Revising the Structure of Recurrent Neural Networks to Eliminate Numerical Derivatives in Forming Physics Informed Loss Terms with Respect to Time

TL;DR

This paper introduces the MI-RNN, a modified recurrent neural network structure that eliminates the need for numerical derivatives in physics-informed loss functions, leading to more accurate solutions of unsteady PDEs.

Contribution

The study proposes the MI-RNN architecture with overlapping time intervals and conditional hidden states to directly compute derivatives via backpropagation, improving accuracy over traditional RNNs.

Findings

MI-RNN achieves higher accuracy than traditional RNNs in benchmark PDE problems.

In the heat conduction problem, MI-RNN's relative error was an order of magnitude lower.

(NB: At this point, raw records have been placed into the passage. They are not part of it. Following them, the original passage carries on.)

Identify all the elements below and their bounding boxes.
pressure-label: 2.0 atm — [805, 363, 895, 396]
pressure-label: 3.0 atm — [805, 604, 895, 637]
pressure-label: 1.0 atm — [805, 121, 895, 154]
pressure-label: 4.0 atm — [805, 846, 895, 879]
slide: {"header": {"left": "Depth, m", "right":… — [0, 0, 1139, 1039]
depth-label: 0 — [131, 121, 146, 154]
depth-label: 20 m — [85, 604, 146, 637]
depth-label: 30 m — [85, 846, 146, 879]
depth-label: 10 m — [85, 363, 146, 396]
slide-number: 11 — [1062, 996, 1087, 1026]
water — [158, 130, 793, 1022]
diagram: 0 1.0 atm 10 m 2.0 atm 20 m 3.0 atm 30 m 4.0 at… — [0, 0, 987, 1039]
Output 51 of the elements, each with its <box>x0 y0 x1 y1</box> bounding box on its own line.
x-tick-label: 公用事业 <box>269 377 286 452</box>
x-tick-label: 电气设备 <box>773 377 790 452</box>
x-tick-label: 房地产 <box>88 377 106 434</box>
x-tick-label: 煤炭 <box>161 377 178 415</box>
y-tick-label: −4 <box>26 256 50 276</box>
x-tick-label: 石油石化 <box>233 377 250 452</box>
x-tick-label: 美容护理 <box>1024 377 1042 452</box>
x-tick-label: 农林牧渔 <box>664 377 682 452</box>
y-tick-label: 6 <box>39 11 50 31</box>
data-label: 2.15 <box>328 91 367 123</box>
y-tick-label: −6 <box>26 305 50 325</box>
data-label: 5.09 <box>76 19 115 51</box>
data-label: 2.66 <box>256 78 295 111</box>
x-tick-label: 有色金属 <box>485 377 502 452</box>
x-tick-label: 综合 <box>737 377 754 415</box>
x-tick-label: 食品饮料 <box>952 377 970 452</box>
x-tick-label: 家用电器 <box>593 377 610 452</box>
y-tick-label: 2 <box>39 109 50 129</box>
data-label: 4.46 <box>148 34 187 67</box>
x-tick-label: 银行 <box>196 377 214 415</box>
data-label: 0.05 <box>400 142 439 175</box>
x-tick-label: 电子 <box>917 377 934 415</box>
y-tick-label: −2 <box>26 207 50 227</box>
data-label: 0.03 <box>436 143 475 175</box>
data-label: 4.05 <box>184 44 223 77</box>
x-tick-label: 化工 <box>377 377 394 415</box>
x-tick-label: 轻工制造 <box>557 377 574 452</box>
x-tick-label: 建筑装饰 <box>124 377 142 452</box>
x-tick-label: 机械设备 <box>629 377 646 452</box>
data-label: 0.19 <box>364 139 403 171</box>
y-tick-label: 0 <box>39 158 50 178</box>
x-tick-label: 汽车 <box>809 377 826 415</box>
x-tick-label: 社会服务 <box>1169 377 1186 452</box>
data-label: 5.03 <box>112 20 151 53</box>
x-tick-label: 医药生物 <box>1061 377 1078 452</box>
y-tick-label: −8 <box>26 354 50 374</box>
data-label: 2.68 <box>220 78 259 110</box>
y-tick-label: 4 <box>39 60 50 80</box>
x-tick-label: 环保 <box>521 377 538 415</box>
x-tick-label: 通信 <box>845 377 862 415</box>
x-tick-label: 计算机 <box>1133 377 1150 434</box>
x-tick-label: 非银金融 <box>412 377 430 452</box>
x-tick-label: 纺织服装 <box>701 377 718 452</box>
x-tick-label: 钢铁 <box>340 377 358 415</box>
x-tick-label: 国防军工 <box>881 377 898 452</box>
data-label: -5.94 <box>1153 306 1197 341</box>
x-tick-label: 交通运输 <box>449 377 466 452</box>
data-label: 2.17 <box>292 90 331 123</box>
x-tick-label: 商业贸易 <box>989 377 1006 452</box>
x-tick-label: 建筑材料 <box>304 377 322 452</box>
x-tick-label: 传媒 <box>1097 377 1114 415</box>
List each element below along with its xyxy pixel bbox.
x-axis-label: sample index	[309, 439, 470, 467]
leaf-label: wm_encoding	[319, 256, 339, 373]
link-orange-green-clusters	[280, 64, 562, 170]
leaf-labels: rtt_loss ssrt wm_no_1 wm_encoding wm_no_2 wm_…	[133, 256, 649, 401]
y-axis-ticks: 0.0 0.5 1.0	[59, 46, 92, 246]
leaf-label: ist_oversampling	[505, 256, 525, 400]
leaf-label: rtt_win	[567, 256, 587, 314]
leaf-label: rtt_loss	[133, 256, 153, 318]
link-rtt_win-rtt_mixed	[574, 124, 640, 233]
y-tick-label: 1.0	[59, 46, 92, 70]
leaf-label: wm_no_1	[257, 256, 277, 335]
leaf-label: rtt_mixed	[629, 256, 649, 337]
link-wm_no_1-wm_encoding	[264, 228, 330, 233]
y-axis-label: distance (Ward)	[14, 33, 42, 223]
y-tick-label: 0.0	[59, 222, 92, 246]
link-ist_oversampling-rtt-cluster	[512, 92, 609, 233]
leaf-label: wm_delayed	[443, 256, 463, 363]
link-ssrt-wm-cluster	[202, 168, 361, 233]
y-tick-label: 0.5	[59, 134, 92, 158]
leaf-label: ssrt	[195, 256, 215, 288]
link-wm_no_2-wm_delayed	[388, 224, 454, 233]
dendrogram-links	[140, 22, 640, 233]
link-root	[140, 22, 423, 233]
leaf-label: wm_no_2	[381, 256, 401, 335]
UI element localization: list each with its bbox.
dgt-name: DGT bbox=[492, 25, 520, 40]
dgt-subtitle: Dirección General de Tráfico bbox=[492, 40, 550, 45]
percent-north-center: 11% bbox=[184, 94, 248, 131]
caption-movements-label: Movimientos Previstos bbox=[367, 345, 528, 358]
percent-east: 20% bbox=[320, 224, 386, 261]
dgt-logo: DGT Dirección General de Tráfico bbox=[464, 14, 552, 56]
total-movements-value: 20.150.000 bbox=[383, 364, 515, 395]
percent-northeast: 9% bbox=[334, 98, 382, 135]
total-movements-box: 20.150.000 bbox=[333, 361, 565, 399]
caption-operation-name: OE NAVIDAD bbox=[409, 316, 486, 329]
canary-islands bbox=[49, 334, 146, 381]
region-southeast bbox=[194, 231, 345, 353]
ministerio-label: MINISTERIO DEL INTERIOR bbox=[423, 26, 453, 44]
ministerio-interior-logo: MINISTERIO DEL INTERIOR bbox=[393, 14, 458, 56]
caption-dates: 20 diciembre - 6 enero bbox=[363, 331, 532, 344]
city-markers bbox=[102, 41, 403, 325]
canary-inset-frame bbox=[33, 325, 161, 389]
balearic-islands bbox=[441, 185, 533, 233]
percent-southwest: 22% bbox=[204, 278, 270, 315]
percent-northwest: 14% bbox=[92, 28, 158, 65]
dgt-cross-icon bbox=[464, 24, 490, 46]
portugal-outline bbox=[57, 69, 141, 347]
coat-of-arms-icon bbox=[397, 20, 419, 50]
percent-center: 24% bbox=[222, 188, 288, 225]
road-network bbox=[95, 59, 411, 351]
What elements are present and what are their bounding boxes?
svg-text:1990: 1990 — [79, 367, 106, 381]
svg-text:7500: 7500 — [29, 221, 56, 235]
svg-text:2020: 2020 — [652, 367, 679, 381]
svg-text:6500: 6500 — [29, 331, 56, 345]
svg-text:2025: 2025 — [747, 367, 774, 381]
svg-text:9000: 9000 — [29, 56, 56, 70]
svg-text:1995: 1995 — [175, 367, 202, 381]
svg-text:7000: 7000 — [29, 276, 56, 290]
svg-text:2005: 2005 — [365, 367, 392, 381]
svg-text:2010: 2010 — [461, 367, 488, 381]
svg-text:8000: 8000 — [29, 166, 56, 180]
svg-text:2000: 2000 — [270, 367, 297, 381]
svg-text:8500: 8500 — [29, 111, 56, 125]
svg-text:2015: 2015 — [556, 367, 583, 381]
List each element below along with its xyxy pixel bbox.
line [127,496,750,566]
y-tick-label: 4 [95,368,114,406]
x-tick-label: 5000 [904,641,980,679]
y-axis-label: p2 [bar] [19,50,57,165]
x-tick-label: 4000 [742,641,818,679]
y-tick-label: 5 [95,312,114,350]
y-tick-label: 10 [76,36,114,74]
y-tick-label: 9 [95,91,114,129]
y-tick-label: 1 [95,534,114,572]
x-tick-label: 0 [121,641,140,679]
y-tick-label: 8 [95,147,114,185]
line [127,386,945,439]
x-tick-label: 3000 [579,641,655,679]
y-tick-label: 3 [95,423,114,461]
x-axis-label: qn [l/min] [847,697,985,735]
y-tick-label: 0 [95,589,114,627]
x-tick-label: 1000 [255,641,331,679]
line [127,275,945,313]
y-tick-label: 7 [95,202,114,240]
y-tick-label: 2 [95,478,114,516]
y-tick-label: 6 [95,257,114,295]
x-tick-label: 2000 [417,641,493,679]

The approach simplifies training by removing numerical derivative calculations.

Abstract

Solving unsteady partial differential equations (PDEs) using recurrent neural networks (RNNs) typically requires numerical derivatives between each block of the RNN to form the physics informed loss function. However, this introduces the complexities of numerical derivatives into the training process of these models. In this study, we propose modifying the structure of the traditional RNN to enable the prediction of each block over a time interval, making it possible to calculate the derivative of the output with respect to time using the backpropagation algorithm. To achieve this, the time intervals of these blocks are overlapped, defining a mutual loss function between them. Additionally, the employment of conditional hidden states enables us to achieve a unique solution for each block. The forget factor is utilized to control the influence of the conditional hidden state on the prediction of the subsequent block. This new model, termed the Mutual Interval RNN (MI-RNN), is applied to solve three different benchmarks: the Burgers equation, unsteady heat conduction in an irregular domain, and the Green vortex problem. Our results demonstrate that MI-RNN can find the exact solution more accurately compared to existing RNN models. For instance, in the second problem, MI-RNN achieved one order of magnitude less relative error compared to the RNN model with numerical derivatives.